Berlioz tenta d'arracher une
audience à madame Smithson par l'envoi de lettres et de messages pressants.
Connaissant la réputation d'excentrique du compositeur, elle refusa de le
recevoir.
Harriet Smithson est née en 1800 à
Ennis, en Irlande, fille d'un directeur de théâtre et d'une actrice de petit
renom. Elle joua sur les planches du Drury Theatre, en Angleterre, en 1817 et
1818, mais, bien qu'elle fût une actrice de talent, sa voix peu puissante ne lui
permit pas de connaître la gloire dans ce vaste théâtre. Elle connut le sommet
de sa célébrité à Paris en 1827 et en 1828, alors qu'elle y interprétait les
grands rôles féminins de Shakespeare devant des salles combles. Sa personnalité
scénique enchanta de nombreux artistes, dont Hugo, Delacroix, Deschamps, Gautier
et Dumas.
Bien que Berlioz tentât de
surmonter sa passion en se fiançant à la pianiste Marie « Camille » Moke (qui
peu après épousait un autre homme), son amour non partagé demeura vivace. Peu
après le départ de Paris de l'actrice en 1829, Berlioz écrivit à un ami : « Elle
est [...] à Londres et cependant je crois la sentir autour de moi [...] J'écoute
mon cœur battre et ses pulsations m'ébranlent comme les coups de piston d'une
machine à vapeur. Chaque muscle de mon corps frémit de douleur... Inutile !...
Affreux !... »
Berlioz canalisa son obsession dans la Symphonie fantastique, dont la
création eut lieu le 5 décembre 1830 au Conservatoire. Après le concert, un
jeune Franz Liszt âgé de 19 ans se présenta et louangea le compositeur.
Toutefois, après seulement deux répétitions, les débuts de la Fantastique
révélaient des failles et Berlioz y apporta des modifications
substantielles.
Pour sa deuxième exécution, le 9 décembre 1832, Berlioz fit en sorte que des
amis y invitent Harriet Smithson. David Cairns décrit l'événement dans
Berlioz: Servitude and Greatness (Penguin, 2000). La salle était en effervescence. Le
programme, intitulé « Épisode d'une vie d'artiste » et distribué au public avant
le concert, décrivait une histoire qui laissait deviner la passion de Berlioz
pour Harriet. De son siège au-dessus de l'orchestre, madame Smithson pouvait
voir le compositeur. Le livret et l'effet d'un grand orchestre lui faisant la
cour touchèrent le cœur de l'actrice.
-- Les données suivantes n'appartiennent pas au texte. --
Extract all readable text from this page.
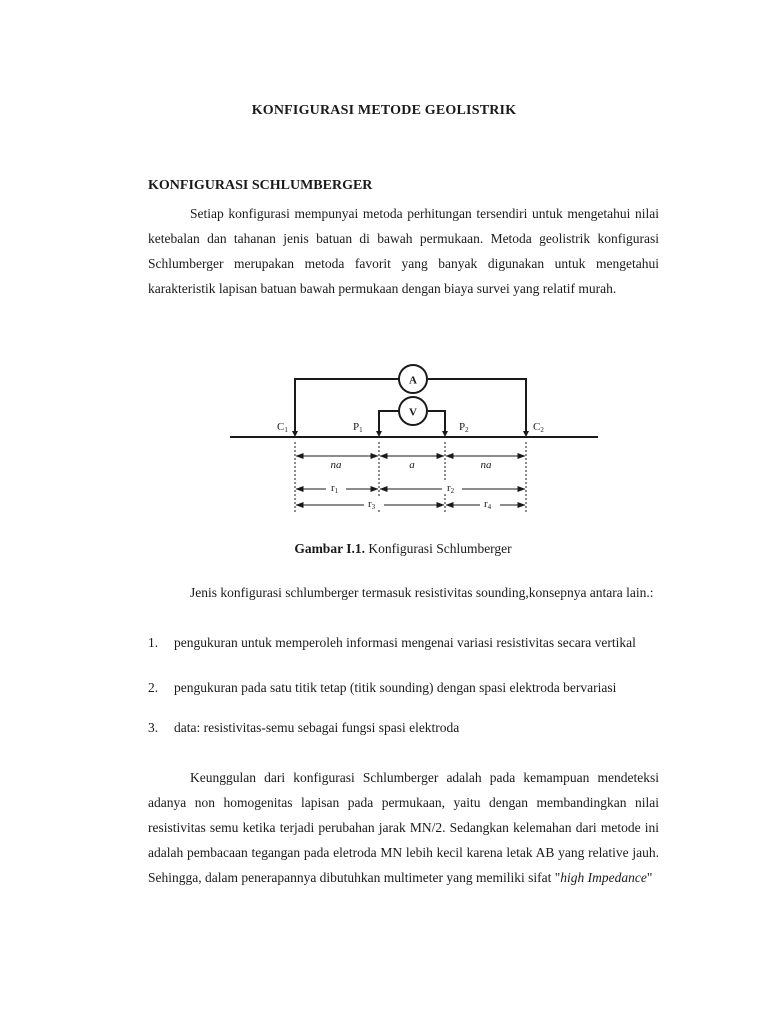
KONFIGURASI METODE GEOLISTRIK
KONFIGURASI SCHLUMBERGER

Setiap konfigurasi mempunyai metoda perhitungan tersendiri untuk mengetahui nilai ketebalan dan tahanan jenis batuan di bawah permukaan. Metoda geolistrik konfigurasi Schlumberger merupakan metoda favorit yang banyak digunakan untuk mengetahui karakteristik lapisan batuan bawah permukaan dengan biaya survei yang relatif murah.

A
V
C1	P1	P2	C2
na	a	na
r1	r2
r3	r4
Gambar I.1. Konfigurasi Schlumberger

Jenis konfigurasi schlumberger termasuk resistivitas sounding,konsepnya antara lain.:

1. pengukuran untuk memperoleh informasi mengenai variasi resistivitas secara vertikal
2. pengukuran pada satu titik tetap (titik sounding) dengan spasi elektroda bervariasi
3. data: resistivitas-semu sebagai fungsi spasi elektroda

Keunggulan dari konfigurasi Schlumberger adalah pada kemampuan mendeteksi adanya non homogenitas lapisan pada permukaan, yaitu dengan membandingkan nilai resistivitas semu ketika terjadi perubahan jarak MN/2. Sedangkan kelemahan dari metode ini adalah pembacaan tegangan pada eletroda MN lebih kecil karena letak AB yang relative jauh. Sehingga, dalam penerapannya dibutuhkan multimeter yang memiliki sifat "high Impedance"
Berlioz écrivit plus tard : « Elle sentit
la pièce basculer; elle n'entendait plus un son, mais elle reposait dans un
rêve, et à la fin, elle rentra chez elle comme une noctambule, à peine
consciente de ce qui arrivait. » Dans les heures qui suivirent, Harriet lui fit
parvenir ses félicitations... Neuf mois et demi plus tard, ils étaient mariés,
Liszt leur servant de témoin.
Épilogue. Avant et après le mariage, la relation
du couple fut loin d'être idéale. Berlioz dut composer avec les objections de sa
famille. Un fils naquit de leur union en août 1834. Ce fut une période de
bonheur. Cependant, madame Smithson, voyant sa carrière décliner, devint
envieuse du succès de son mari et se méfiait des autres femmes. Ils divorcèrent
en 1844. Harriet Smithson se mit à boire et devint malade, arrivant à peine à
bouger ou à parler. Entre-temps, Berlioz eut une liaison avec la soprano Marie
Recio et l'épousa finalement, sept mois après la mort d'Harriet, en 1854.